The `$f` argument in the code is to highlight that you can choose the level of parallelism; however, you will not get infinitely linear scaling, as shown below (graph code, Julia):

Given that the graph represents a single run at each level of parallelism, it’s a bit difficult to say exactly where the parallelism gets maxed out, but at roughly 10 concurrent jobs, there’s no additional benefit. It’s also interesting to point out what the `-m` argument represents; by specifying `m`, you allow multiple arguments (i.e. multiple text files) to be passed as inputs into parallel. This alone leads to an 8x speedup over the naive loop solution.

Problem 2: Data > RAM

Now that we have a single file, we’ve removed the “one million files” cognitive dissonance, but now we have a second problem: at 19.93GB, the amount of data exceeds the RAM in my laptop (2014 MBP, 16GB of RAM). So in order to do analysis, either a bigger machine is needed or processing has to be done in a streaming or “chunked” manner (such as using the “chunksize” keyword in pandas).

But continuing on with our use of GNU Parallel, suppose we wanted to answer the following types of questions about our transactions data:

  1. How many unique products were sold?
  2. How many transactions were there per day?
  3. How many total items were sold per store, per month?

If it’s not clear from the list above, in all three questions there is an “embarrassingly parallel” portion of the computation. Let’s take a look at how to answer all three of these questions in a time- and RAM-efficient manner:

Q1: Unique Products

Given the format of the data file (transactions in a single column array), this question is the hardest to parallelize, but using a neat trick with the `tr` (transliterate) utility, we can map our data to one product per row as we stream over the file:

The trick here is that we swap the comma-delimited transactions with the newline character; the effect of this is taking a single transaction row and returning multiple rows, one for each product. Then we pass that down the line, eventually using `sort -u` to de-dup the list and `wc -l` to count the number of unique lines (i.e. products).

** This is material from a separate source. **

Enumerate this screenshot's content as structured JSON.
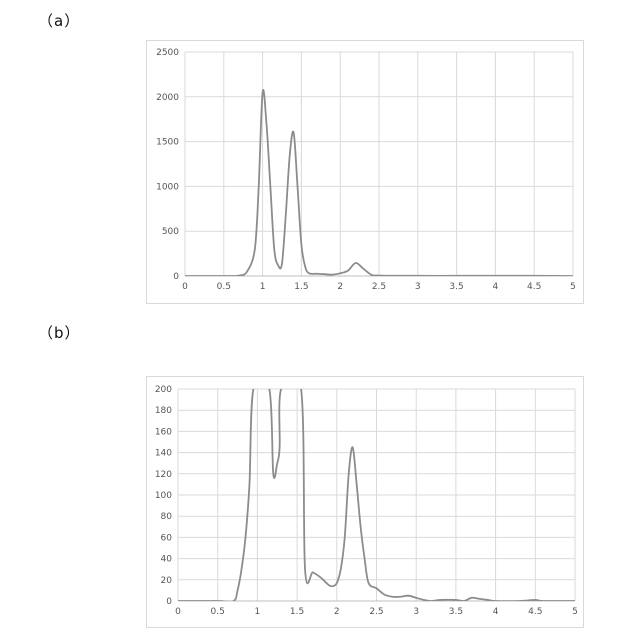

In a serial fashion, it takes quite some time to calculate the number of unique products. Incorporating GNU Parallel, just using the defaults, gives nearly a 4x speedup!

Q2. Transactions By Day

If the file format could be considered undesirable in question 1, for question 2 the format is perfect. Since each row represents a transaction, all we need to do is perform the equivalent of a SQL `Group By` on the date and sum the rows:

Using GNU Parallel starts to become complicated here, but you do get a 9x speed-up by calculating rows by date in chunks, then “reducing” again by calculating total rows by date (a trick I picked up at this blog post).

Q3. Total items Per store, Per month

For this example, it could be that my command-line fu is weak, but the serial method actually turns out to be the fastest. Of course, at a 14 minute run time, the real-time benefits to parallelization aren’t that great.

It may be possible that one of you out there knows how to do this correctly, but an interesting thing to note is that the serial version already uses 40-50% of the available CPU available. So parallelization might yield a 2x speedup, but seven minutes extra per run isn’t worth spending hours trying to the optimal settings.

But, I’ve got MULTIPLE files…

The three examples above showed that it’s possible to process datasets larger than RAM in a realistic amount of time using GNU Parallel. However, the examples also showed that working with Unix utilities can become complicated rather quickly. Shell scripts can help move beyond the “one-liner” syndrome, when the pipeline gets so long you lose track of the logic, but eventually problems are more easily solved using other tools.

The data that I generated at the beginning of this post represented two concepts: transactions and customers. Once you get to the point where you want to do joins, summarize by multiple columns, estimate models, etc., loading data into a database or an analytics environment like R or Python makes sense. But hopefully this post has shown that a laptop is capable of analyzing WAY more data than most people believe, using many tools written decades ago.